The University of Washington Bookstore Tech Center holds a Tax Free Day on Apple computers every so often, and I decided to take advantage of one.
I went with the cheapest option: a rustic MacBook Pro with ye olde hardde drive, and a slot for optical media. None of this Retina display or flash memory business. Air is something you breathe.
The primary aim for this machine is for web work. It’s not my first time using a Mac.
As previously mentioned, I worked in a dev shop run on Macs from 2010 to 2011. Now that I’ve had this Mac for a week, I remember all the little conveniences that made web development easier. Namely, the Terminal.

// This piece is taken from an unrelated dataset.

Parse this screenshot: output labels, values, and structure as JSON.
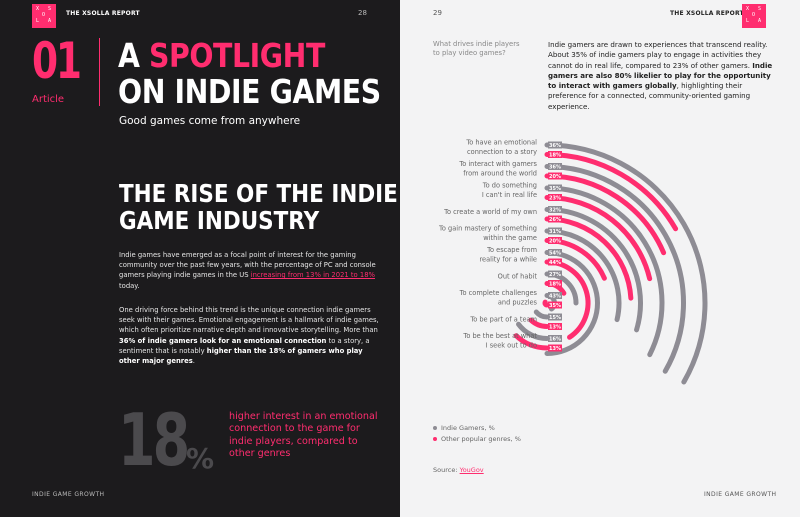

In Windows world, you need a separate program to make a secure shell connection — Cygwin or PuTTY. I find myself dreading the Windows DOS prompt when I do work in the office. Switching back and forth between back-slash and forward-slash is a few microseconds of mental friction that adds up over the course of a work day.
The Terminal on my Mac gets rid of that friction and actually makes development … pleasant.
So pleasant, in fact, I’ve actually gotten quite a bit of work done. I created some new WordPress themes for this site and Musicwhore.org, learning Bootstrap in the process.
As I type this, I’m lying on my futon instead of sitting at the kitchen table. My current Windows laptop is a Dell I bought in 2007, and it’s a hulking piece of metal I wouldn’t consider setting on my lap.
I doubt this MacBook Pro is going to become my primary machine. I definitely wouldn’t use it to run Cakewalk SONAR, the digital audio workstation I use for my music projects. And I’m debating whether I want to sully this machine with Parallels and Windows.
For now, I’ll enjoy the productivity this machine is enabling.